Eccessiva unilateralità

Facente capo alla Regione il gruppo di lavoro che ha miracolosamente convertito i crediti dei consorzi in debiti. Di nomina regionale i commissari straordinari che hanno preso atto dell’ingiunzione di pagamento milionaria notificata dalla Cittadella e rinunciato a tutti i contenziosi pendenti in Tribunale contro la Regione. E ancora di nomina regionale i commissari liquidatori ancora all’opera negli ex undici consorzi.

Procedura aggravata 

E, in particolare, nel mirino del ricorso è finita la delibera dello scorso luglio con cui la giunta regionale ha posto in liquidazione coatta amministrativa il consorzio di bonifica integrale dei bacini dello ionio cosentino e, con questa, anche tutti gli atti antecedenti. Quindi, il decreto dirigenziale del dipartimento Agricoltura di accertamento del debito e la successiva ingiunzione di pagamento, la delibera del commissario straordinario di rinuncia ai contenziosi pendenti, il decreto del presidente della Regione di nomina del commissario liquidatore e la delibera di giunta di soppressione e messa in liquidazione dei consorzi.

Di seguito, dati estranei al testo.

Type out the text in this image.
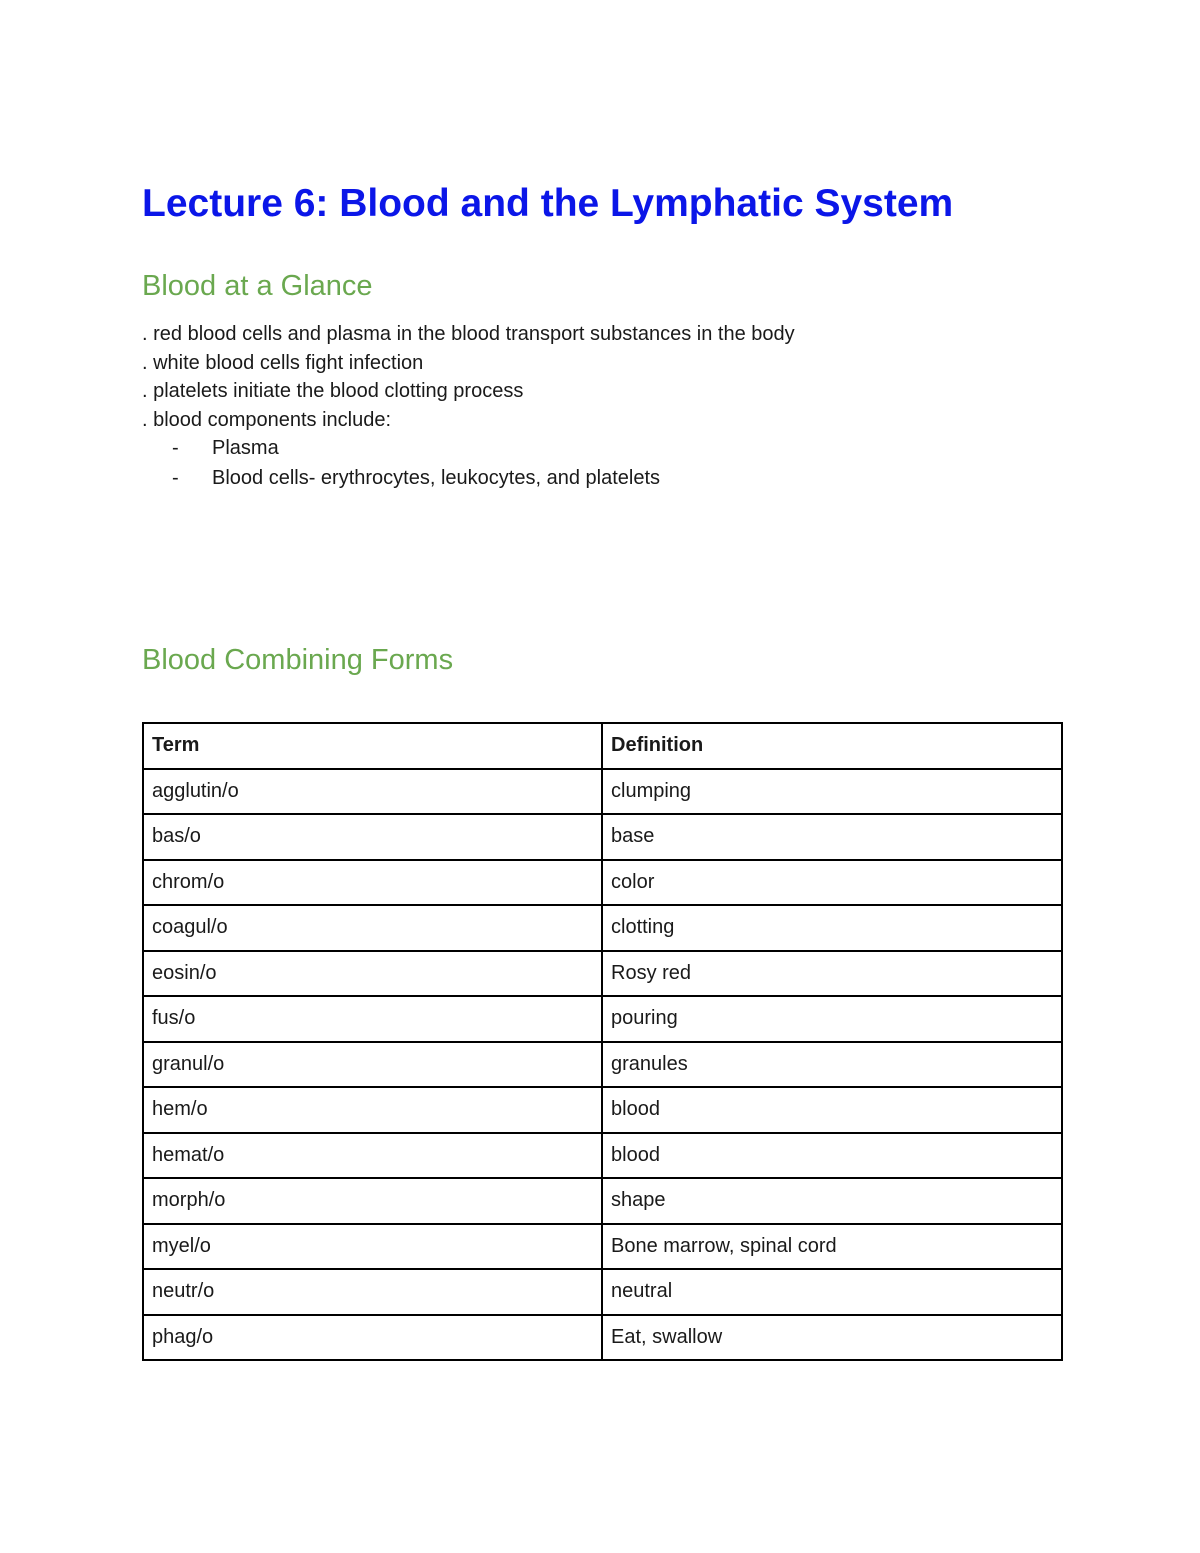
Lecture 6: Blood and the Lymphatic System
Blood at a Glance
. red blood cells and plasma in the blood transport substances in the body
. white blood cells fight infection
. platelets initiate the blood clotting process
. blood components include:
- Plasma
- Blood cells- erythrocytes, leukocytes, and platelets
Blood Combining Forms
Term	Definition
agglutin/o	clumping
bas/o	base
chrom/o	color
coagul/o	clotting
eosin/o	Rosy red
fus/o	pouring
granul/o	granules
hem/o	blood
hemat/o	blood
morph/o	shape
myel/o	Bone marrow, spinal cord
neutr/o	neutral
phag/o	Eat, swallow
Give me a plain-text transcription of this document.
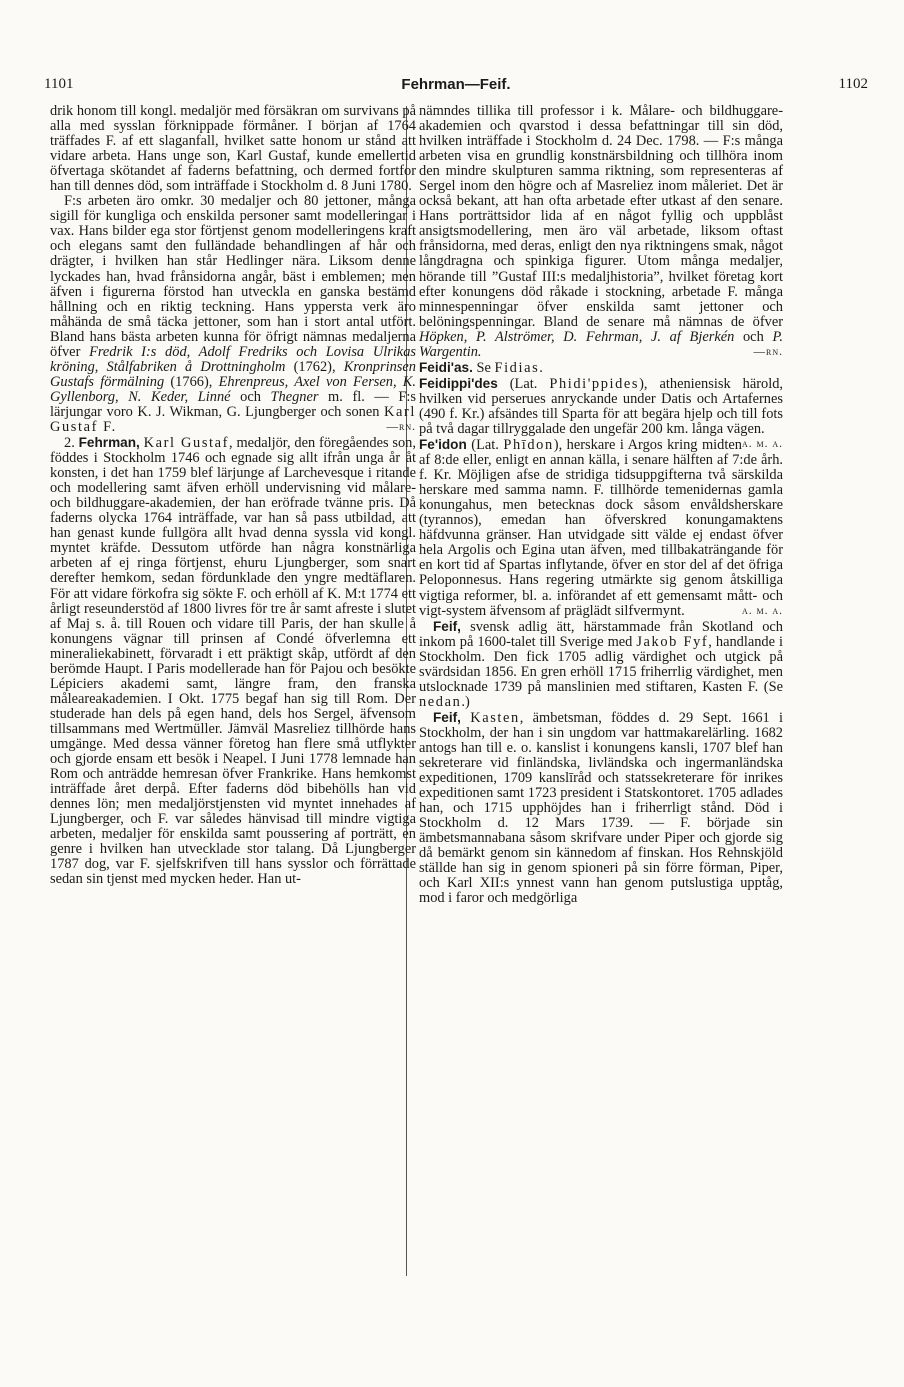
1101	Fehrman—Feif.	1102

drik honom till kongl. medaljör med försäkran om survivans på alla med sysslan förknippade förmåner. I början af 1764 träffades F. af ett slaganfall, hvilket satte honom ur stånd att vidare arbeta. Hans unge son, Karl Gustaf, kunde emellertid öfvertaga skötandet af faderns befattning, och dermed fortfor han till dennes död, som inträffade i Stockholm d. 8 Juni 1780.

F:s arbeten äro omkr. 30 medaljer och 80 jettoner, många sigill för kungliga och enskilda personer samt modelleringar i vax. Hans bilder ega stor förtjenst genom modelleringens kraft och elegans samt den fulländade behandlingen af hår och drägter, i hvilken han står Hedlinger nära. Liksom denne lyckades han, hvad frånsidorna angår, bäst i emblemen; men äfven i figurerna förstod han utveckla en ganska bestämd hållning och en riktig teckning. Hans yppersta verk äro måhända de små täcka jettoner, som han i stort antal utfört. Bland hans bästa arbeten kunna för öfrigt nämnas medaljerna öfver Fredrik I:s död, Adolf Fredriks och Lovisa Ulrikas kröning, Stålfabriken å Drottningholm (1762), Kronprinsen Gustafs förmälning (1766), Ehrenpreus, Axel von Fersen, K. Gyllenborg, N. Keder, Linné och Thegner m. fl. — F:s lärjungar voro K. J. Wikman, G. Ljungberger och sonen Karl Gustaf F.	—rn.

2. Fehrman, Karl Gustaf, medaljör, den föregåendes son, föddes i Stockholm 1746 och egnade sig allt ifrån unga år åt konsten, i det han 1759 blef lärjunge af Larchevesque i ritande och modellering samt äfven erhöll undervisning vid målare- och bildhuggare-akademien, der han eröfrade tvänne pris. Då faderns olycka 1764 inträffade, var han så pass utbildad, att han genast kunde fullgöra allt hvad denna syssla vid kongl. myntet kräfde. Dessutom utförde han några konstnärliga arbeten af ej ringa förtjenst, ehuru Ljungberger, som snart derefter hemkom, sedan fördunklade den yngre medtäflaren. För att vidare förkofra sig sökte F. och erhöll af K. M:t 1774 ett årligt reseunderstöd af 1800 livres för tre år samt afreste i slutet af Maj s. å. till Rouen och vidare till Paris, der han skulle å konungens vägnar till prinsen af Condé öfverlemna ett mineraliekabinett, förvaradt i ett präktigt skåp, utfördt af den berömde Haupt. I Paris modellerade han för Pajou och besökte Lépiciers akademi samt, längre fram, den franska måleareakademien. I Okt. 1775 begaf han sig till Rom. Der studerade han dels på egen hand, dels hos Sergel, äfvensom tillsammans med Wertmüller. Jämväl Masreliez tillhörde hans umgänge. Med dessa vänner företog han flere små utflykter och gjorde ensam ett besök i Neapel. I Juni 1778 lemnade han Rom och anträdde hemresan öfver Frankrike. Hans hemkomst inträffade året derpå. Efter faderns död bibehölls han vid dennes lön; men medaljörstjensten vid myntet innehades af Ljungberger, och F. var således hänvisad till mindre vigtiga arbeten, medaljer för enskilda samt poussering af porträtt, en genre i hvilken han utvecklade stor talang. Då Ljungberger 1787 dog, var F. sjelfskrifven till hans sysslor och förrättade sedan sin tjenst med mycken heder. Han ut-

nämndes tillika till professor i k. Målare- och bildhuggare-akademien och qvarstod i dessa befattningar till sin död, hvilken inträffade i Stockholm d. 24 Dec. 1798. — F:s många arbeten visa en grundlig konstnärsbildning och tillhöra inom den mindre skulpturen samma riktning, som representeras af Sergel inom den högre och af Masreliez inom måleriet. Det är också bekant, att han ofta arbetade efter utkast af den senare. Hans porträttsidor lida af en något fyllig och uppblåst ansigtsmodellering, men äro väl arbetade, liksom oftast frånsidorna, med deras, enligt den nya riktningens smak, något långdragna och spinkiga figurer. Utom många medaljer, hörande till ”Gustaf III:s medaljhistoria”, hvilket företag kort efter konungens död råkade i stockning, arbetade F. många minnespenningar öfver enskilda samt jettoner och belöningspenningar. Bland de senare må nämnas de öfver Höpken, P. Alströmer, D. Fehrman, J. af Bjerkén och P. Wargentin.	—rn.

Feidi'as. Se Fidias.

Feidippi'des (Lat. Phidi'ppides), atheniensisk härold, hvilken vid perserues anryckande under Datis och Artafernes (490 f. Kr.) afsändes till Sparta för att begära hjelp och till fots på två dagar tillryggalade den ungefär 200 km. långa vägen.
a. m. a.

Fe'idon (Lat. Phīdon), herskare i Argos kring midten af 8:de eller, enligt en annan källa, i senare hälften af 7:de årh. f. Kr. Möjligen afse de stridiga tidsuppgifterna två särskilda herskare med samma namn. F. tillhörde temenidernas gamla konungahus, men betecknas dock såsom envåldsherskare (tyrannos), emedan han öfverskred konungamaktens häfdvunna gränser. Han utvidgade sitt välde ej endast öfver hela Argolis och Egina utan äfven, med tillbakaträngande för en kort tid af Spartas inflytande, öfver en stor del af det öfriga Peloponnesus. Hans regering utmärkte sig genom åtskilliga vigtiga reformer, bl. a. införandet af ett gemensamt mått- och vigt-system äfvensom af präglädt silfvermynt.	a. m. a.

Feif, svensk adlig ätt, härstammade från Skotland och inkom på 1600-talet till Sverige med Jakob Fyf, handlande i Stockholm. Den fick 1705 adlig värdighet och utgick på svärdsidan 1856. En gren erhöll 1715 friherrlig värdighet, men utslocknade 1739 på manslinien med stiftaren, Kasten F. (Se nedan.)

Feif, Kasten, ämbetsman, föddes d. 29 Sept. 1661 i Stockholm, der han i sin ungdom var hattmakarelärling. 1682 antogs han till e. o. kanslist i konungens kansli, 1707 blef han sekreterare vid finländska, livländska och ingermanländska expeditionen, 1709 kanslīråd och statssekreterare för inrikes expeditionen samt 1723 president i Statskontoret. 1705 adlades han, och 1715 upphöjdes han i friherrligt stånd. Död i Stockholm d. 12 Mars 1739. — F. började sin ämbetsmannabana såsom skrifvare under Piper och gjorde sig då bemärkt genom sin kännedom af finskan. Hos Rehnskjöld ställde han sig in genom spioneri på sin förre förman, Piper, och Karl XII:s ynnest vann han genom putslustiga upptåg, mod i faror och medgörliga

Liquidazione coatta amministrativa

Insomma, ad un anno e mezzo dalla messa in liquidazione degli enti consortili, la Regione pigia ancora sul pedale dell’acceleratore e aggrava la procedura: da volontaria a coatta amministrativa, assottigliando le possibilità – a parere di Blaiotta – di veder riconosciuti i propri crediti (77mila euro, tra compensi da presidente non corrisposti e tfr) a causa dell’eccessiva massa passiva e dell’avvio del procedimento concorsuale.

La regia della Regione

Da qui il deposito del ricorso al Tar che, al netto della singola posizione in causa, ritira in ballo l’intera procedura di soppressione e messa in liquidazione degli enti consortili, avvenuta sotto la completa regia della Regione. In primo luogo, la “trasformazione” dei crediti in debiti. Tre i contenziosi pendenti in Tribunale per il recupero di somme che il consorzio di bonifica integrale dei bacini dello ionio cosentino vantava nei confronti della Regione per le attività di forestazione.

La rinuncia ai contenziosi

La rinuncia operata dal commissario straordinario, di nomina regionale, ha «comportato il depauperamento, in modo grave e irrimediabile del patrimonio del consorzio pregiudicando direttamente la garanzia patrimoniale generica su cui il ricorrente e l’intero ceto creditorio faceva affidamento per il soddisfacimento delle proprie ragioni».

La miracolosa conversione

Da quasi 13 milioni di crediti (12.972.675, per l’esattezza), l’ente consortile si è quindi trovato zavorrato da 7 milioni e mezzo di debiti notificati con ingiunzione di pagamento dalla Cittadella. Una procedura che nel suo complesso, secondo quanto si legge nel ricorso, getta ombre di incostituzionalità sulla legge di riforma regionale (39/2023). Già la Consulta ha confermato come «la disciplina della liquidazione degli enti, e in particolare gli aspetti che incidono sul regime della responsabilità patrimoniale e sulla tutela dei creditori, rientrano nella materia “ordinamento civile”, riservata alla competenza legislativa esclusiva dello Stato».

Il caso Basilicata

In più, la Corte si è espressa su un caso simile, ovvero dichiarando l’incostituzionalità della legge della Regione Basilicata che analogamente alla Calabria ha soppresso i consorzi a vantaggio di un unico ente. Ebbene, nella sentenza la Consulta censura il meccanismo che «sottraendo beni alla garanzia patrimoniale generica dei creditori, viola la competenza esclusiva statale in materia di proprietà». In particolare, poiché «realizza una sostanziale spoliazione del patrimonio degli enti in liquidazione a favore del nuovo soggetto unico, con conseguente, drastica riduzione della garanzia patrimoniale per i creditori».

La questione di legittimità costituzionale

Nel ricorso, dunque, oltre all’esame degli aspetti squisitamente amministrativi si chiede al Tar di trasmettere gli atti Consulta investendola della questione di legittimità costituzionale, sulla scorta della precedente pronuncia in Basilicata. «Il procedimento seguito dalla Regione Calabria è identico» si legge nell’atto. «Si spogliano gli enti esistenti del loro patrimonio e delle loro fonti di reddito, si trasferisce l'attivo a un nuovo soggetto "esente" e si utilizza la procedura di liquidazione coatta amministrativa non per gestire una crisi, ma come strumento per annullare i debiti pregressi a danno dei creditori».